Ok, you asked for it. So sit right down and lemme tell ya a tale.
Back in the 90's there were first stirrings of the sort of reform I am talking about. They didn't split em but they did force the telcos to allow competition of a sort. Remember the CLECs? There was a lot wrong in how that scheme was setup, with the incumbent carrier retaining an unhealthy advantage but it was a start and it scared the piss out of the telcos. So they got their pet congressman (Rep Billy Tauzin R-LA in fact but R-BellSouth in reality) to knife the CLECs. This set off a chain reaction that led killed off the CLECs, and most small ISPs because they had become CLECs to get access to low enough rates to stay in the game; that in turn killed the equipment makers that depended on them, i.e.
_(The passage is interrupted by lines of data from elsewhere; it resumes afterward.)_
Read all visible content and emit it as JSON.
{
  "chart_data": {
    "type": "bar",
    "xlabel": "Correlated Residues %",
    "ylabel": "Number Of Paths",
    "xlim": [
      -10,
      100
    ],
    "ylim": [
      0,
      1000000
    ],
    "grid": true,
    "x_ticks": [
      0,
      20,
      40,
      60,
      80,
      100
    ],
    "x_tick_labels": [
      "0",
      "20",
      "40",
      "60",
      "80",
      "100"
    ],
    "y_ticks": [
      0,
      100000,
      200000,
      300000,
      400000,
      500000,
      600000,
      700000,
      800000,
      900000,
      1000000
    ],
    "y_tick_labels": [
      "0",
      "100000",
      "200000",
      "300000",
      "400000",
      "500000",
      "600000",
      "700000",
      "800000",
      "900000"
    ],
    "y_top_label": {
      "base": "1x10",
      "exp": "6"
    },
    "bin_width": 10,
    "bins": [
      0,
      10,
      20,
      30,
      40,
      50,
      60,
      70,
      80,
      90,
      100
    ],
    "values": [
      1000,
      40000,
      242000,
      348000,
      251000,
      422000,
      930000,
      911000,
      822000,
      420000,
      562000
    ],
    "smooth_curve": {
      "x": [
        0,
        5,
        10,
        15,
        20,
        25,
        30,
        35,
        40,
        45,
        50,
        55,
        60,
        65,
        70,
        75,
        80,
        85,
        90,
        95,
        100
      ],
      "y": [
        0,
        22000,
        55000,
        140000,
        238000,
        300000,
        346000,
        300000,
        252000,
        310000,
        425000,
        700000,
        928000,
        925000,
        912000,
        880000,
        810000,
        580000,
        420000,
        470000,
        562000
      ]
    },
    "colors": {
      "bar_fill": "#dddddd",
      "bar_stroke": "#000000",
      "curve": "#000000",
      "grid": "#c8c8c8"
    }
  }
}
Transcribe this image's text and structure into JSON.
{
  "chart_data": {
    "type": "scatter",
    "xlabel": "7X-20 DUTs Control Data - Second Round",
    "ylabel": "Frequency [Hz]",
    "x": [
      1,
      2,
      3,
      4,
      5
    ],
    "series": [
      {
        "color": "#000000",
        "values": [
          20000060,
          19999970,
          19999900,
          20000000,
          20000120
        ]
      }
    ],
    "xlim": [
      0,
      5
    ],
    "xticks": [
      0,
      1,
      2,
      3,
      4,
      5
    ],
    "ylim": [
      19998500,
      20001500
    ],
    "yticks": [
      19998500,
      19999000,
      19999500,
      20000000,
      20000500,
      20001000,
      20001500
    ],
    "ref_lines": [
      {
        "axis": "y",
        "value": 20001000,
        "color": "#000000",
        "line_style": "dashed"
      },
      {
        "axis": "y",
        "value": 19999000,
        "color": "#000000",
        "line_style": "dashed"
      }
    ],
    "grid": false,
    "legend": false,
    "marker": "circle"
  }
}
Lucent, Nortel, et al. The contagion spread until it became known as the .bomb.
Perhaps you read about that back in 2000 if you were the sort to read business pages. The rest of the country found out in 2001 after the Presidential race was over with, a major market meltdown didn't fit the media's narrative of that race you see; the story of the Clinton economic miracle that we could keep going if we elected Algore.
While the threat was solved for now, the telcos were determined a shift in their political fortunes wouldn't see a rebirth of competition. So while they had the power they used it. They bought themselves a law that would exempt any new fiber investment from being subject to being opened to competition. They told us that without that promise we would all be stuck on dialup and become uncompetitive in the world economy. And so Congress gave them what they wanted and then some, heck they even threw direct cash at em! And they are slowly rolling out fiber.... and rolling up the copper as they go. So they just refreshed the monopoly. Who cares what it cost, that gets passed to the end customer anyway.
Note that the government is just as liable for the Kaboom! as the telcos. So giving any of them more power is a bad idea.